Tout ce petit peuple fait irruption, s’absente, jette quelque strophe d’un poème inachevé, s’installe contre un mur avec élégance, comme Kate Moran nonchalante dans un smoking noir ouvert sur sa peau nue. Les gestes empruntent à toutes sortes de codes, de la mode, de la rue, et même du passé. Le tout est un spectacle typique d’Yves-Noël Genod, doux, inachevé, évoluant dans un espace où le vide est ménagé, sinon aménagé, où le temps semble s’alentir et laisser place à la voix, au souffle, aux sensations.
L’ensemble est ponctué par l’installation lumineuse de Philippe Gladieux, qui sculpte d’éclats de blancheur ce garage bas de plafond qu’est la salle de la Ménagerie de Verre avec un dispositif de vingt-quatre projecteurs posés au sol.
Il rôde dans ce spectacle du « presque rien » comme le suggère le titre mais aussi un « je-ne-sais-quoi » (merci Jankelevitch) séduisant et sensuel qui nimbe la pièce, comme un parfum, une allure, un mouvement qui s’esquisse à peine dans la lumière.
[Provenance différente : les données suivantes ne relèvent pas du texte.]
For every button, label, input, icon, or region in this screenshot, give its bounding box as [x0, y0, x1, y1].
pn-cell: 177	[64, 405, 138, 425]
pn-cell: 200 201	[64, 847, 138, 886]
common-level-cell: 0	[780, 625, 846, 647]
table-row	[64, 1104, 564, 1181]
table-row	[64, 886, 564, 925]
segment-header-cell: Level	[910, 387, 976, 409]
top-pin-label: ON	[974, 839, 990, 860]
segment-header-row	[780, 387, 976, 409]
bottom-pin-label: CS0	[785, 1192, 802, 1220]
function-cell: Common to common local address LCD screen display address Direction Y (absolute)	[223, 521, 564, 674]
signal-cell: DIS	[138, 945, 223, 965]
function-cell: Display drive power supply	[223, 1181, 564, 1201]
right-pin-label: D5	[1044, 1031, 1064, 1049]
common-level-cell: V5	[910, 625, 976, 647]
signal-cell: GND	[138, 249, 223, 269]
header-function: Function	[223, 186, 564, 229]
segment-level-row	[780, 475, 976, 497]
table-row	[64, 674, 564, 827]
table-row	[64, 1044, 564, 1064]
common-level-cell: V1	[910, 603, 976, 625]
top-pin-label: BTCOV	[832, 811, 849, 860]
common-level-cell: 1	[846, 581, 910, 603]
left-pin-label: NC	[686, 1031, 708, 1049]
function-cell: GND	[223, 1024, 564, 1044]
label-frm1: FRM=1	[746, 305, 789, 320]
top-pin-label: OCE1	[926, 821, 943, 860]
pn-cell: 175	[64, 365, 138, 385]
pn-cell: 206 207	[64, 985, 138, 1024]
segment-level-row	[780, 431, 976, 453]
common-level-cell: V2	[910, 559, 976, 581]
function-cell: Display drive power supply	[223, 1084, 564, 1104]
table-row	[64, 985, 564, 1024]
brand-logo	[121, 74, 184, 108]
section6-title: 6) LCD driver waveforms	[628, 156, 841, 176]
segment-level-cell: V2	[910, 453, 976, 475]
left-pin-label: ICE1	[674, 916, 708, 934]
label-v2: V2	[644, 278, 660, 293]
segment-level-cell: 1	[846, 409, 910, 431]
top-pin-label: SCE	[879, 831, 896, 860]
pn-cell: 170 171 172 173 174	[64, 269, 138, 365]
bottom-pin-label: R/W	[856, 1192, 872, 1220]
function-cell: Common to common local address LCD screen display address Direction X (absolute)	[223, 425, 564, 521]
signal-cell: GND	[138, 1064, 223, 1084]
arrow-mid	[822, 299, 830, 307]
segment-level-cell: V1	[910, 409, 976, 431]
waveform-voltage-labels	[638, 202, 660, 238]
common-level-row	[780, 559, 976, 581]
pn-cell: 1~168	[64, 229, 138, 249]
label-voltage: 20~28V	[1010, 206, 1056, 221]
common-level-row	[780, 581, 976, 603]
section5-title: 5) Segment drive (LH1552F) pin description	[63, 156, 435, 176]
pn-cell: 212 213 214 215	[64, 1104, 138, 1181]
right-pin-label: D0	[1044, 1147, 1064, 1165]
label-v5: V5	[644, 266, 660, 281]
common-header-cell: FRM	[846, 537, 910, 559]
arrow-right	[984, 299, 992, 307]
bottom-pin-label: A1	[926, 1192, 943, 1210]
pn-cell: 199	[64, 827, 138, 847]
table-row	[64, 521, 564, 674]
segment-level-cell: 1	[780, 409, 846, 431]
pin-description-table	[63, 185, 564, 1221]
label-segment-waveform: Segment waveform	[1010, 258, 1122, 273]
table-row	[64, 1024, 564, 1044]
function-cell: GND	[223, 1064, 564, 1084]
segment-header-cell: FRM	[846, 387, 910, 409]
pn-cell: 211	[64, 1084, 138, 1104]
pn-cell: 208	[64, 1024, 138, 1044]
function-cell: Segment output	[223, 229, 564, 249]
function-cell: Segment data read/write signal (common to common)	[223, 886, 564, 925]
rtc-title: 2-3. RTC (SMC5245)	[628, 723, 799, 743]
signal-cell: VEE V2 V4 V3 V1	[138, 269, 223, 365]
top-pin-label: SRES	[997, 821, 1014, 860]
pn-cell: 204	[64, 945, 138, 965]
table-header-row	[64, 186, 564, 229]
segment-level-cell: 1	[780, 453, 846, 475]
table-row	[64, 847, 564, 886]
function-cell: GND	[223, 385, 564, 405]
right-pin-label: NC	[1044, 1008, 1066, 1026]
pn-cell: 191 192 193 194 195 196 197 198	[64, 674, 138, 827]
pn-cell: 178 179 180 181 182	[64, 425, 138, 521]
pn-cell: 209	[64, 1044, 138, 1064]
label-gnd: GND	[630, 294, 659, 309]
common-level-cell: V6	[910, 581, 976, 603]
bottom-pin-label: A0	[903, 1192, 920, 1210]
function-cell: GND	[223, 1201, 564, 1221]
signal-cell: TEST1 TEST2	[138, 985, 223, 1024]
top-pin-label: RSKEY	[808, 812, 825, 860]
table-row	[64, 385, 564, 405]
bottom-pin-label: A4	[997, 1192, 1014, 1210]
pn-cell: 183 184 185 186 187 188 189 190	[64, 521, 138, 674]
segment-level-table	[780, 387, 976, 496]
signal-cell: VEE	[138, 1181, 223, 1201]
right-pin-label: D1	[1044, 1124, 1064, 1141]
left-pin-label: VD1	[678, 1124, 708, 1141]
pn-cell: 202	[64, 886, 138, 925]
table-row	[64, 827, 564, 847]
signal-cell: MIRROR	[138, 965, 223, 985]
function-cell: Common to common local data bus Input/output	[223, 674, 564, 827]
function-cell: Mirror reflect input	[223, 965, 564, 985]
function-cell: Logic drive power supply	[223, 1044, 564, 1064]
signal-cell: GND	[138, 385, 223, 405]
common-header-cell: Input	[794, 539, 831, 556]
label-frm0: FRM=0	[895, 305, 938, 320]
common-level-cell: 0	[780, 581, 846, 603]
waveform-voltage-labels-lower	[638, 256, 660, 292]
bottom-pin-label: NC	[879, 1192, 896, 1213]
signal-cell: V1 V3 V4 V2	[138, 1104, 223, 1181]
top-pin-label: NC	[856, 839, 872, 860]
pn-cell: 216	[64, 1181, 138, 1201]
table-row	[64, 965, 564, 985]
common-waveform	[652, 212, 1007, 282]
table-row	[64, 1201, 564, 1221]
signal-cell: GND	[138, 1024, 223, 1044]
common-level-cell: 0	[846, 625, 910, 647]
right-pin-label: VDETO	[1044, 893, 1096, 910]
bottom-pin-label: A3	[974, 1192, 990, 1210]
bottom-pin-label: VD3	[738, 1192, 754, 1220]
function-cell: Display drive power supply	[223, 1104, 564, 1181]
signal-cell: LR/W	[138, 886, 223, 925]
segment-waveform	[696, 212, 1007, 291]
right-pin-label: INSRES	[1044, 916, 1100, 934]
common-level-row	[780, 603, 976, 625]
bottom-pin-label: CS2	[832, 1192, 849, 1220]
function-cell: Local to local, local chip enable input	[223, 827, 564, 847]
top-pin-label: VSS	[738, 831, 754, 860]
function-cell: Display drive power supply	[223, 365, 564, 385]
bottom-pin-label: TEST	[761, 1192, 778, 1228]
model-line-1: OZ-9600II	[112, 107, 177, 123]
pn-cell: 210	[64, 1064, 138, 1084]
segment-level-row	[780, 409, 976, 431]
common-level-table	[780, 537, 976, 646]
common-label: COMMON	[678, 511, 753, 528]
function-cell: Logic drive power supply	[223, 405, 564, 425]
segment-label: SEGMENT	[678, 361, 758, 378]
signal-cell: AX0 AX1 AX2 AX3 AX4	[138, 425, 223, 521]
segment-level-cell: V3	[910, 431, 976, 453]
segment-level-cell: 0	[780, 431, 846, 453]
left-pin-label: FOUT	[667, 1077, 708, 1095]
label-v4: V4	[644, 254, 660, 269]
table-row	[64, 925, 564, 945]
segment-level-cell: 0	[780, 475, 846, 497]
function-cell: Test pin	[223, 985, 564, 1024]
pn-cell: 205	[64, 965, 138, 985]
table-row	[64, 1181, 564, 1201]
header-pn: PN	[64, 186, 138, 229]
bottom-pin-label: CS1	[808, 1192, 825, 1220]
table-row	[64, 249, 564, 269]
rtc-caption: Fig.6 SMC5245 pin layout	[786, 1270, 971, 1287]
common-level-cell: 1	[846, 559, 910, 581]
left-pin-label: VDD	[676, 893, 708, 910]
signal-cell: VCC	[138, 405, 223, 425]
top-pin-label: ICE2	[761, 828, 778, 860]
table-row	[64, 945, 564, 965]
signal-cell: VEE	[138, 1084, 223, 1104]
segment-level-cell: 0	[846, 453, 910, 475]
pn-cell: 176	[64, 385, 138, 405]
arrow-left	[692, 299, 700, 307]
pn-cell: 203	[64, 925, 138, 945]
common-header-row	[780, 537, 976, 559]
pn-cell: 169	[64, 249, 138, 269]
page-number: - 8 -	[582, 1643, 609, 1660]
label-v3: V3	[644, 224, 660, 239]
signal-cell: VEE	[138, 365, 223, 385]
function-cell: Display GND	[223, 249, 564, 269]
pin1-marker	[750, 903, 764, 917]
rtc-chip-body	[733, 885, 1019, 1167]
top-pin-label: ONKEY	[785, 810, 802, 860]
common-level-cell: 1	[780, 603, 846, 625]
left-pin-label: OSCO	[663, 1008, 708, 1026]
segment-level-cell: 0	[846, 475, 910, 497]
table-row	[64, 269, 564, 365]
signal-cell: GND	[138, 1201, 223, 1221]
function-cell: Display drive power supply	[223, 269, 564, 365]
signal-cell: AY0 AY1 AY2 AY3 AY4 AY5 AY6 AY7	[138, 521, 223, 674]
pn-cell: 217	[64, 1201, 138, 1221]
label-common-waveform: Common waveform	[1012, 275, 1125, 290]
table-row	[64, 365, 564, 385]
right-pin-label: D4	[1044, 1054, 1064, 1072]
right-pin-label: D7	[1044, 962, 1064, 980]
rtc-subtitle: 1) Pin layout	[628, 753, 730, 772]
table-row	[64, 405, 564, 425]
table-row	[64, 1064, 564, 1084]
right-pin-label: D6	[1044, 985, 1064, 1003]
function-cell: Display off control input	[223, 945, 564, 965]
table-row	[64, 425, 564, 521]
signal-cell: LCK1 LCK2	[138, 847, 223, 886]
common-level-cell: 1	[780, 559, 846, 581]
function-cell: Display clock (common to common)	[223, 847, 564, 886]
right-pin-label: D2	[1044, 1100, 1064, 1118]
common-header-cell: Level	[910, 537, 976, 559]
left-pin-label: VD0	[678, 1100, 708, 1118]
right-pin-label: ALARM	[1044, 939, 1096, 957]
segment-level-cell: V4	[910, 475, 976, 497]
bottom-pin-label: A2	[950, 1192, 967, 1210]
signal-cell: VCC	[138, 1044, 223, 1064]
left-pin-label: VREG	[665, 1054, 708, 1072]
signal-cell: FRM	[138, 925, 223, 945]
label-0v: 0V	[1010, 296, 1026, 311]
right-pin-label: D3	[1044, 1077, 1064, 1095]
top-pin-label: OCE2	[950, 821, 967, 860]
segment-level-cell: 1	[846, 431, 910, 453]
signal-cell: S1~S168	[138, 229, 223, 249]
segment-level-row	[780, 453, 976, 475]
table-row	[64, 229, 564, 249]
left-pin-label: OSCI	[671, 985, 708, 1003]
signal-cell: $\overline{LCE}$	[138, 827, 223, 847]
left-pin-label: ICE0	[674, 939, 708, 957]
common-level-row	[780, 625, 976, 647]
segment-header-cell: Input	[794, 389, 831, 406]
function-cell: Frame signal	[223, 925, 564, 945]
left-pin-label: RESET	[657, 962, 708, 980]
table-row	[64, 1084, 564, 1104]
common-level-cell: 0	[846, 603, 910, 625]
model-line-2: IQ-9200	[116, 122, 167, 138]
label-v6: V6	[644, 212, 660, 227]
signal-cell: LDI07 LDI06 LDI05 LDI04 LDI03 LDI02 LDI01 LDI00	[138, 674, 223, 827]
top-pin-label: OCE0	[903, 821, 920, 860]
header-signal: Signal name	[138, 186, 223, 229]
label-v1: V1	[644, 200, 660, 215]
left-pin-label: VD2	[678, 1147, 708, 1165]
Joli cadeau pour les trente ans de la Ménagerie de Verre.
« Ce spectacle est un ajout au projet 1er avril qui sera présenté du 1er au 12 avril 2014 aux Théâtre des Bouffes du Nord » précise Yves Noël Genod.
Agnès Izrine
La Ménagerie de Verre 12 au 14 novembre 2013-11-29
Les spectacles du Festival Les Inaccoutumés se poursuivent jusqu'au 7 décembre 2013
On ne résiste pas à citer Baudelaire, Les Fleurs du mal.
Causerie
Vous êtes un beau ciel d'automne, clair et rose!
Mais la tristesse en moi monte comme la mer,
Et laisse, en refluant, sur ma lèvre morose
Le souvenir cuisant de son limon amer.
— Ta main se glisse en vain sur mon sein qui se pâme;
Ce qu'elle cherche, amie, est un lieu saccagé
Par la griffe et la dent féroce de la femme.
Ne cherchez plus mon coeur; les bêtes l'ont mangé.
Mon coeur est un palais flétri par la cohue;
On s'y soûle, on s'y tue, on s'y prend aux cheveux!
— Un parfum nage autour de votre gorge nue!...
Ô Beauté, dur fléau des âmes, tu le veux!
Avec tes yeux de feu, brillants comme des fêtes,
Calcine ces lambeaux qu'ont épargnés les bêtes!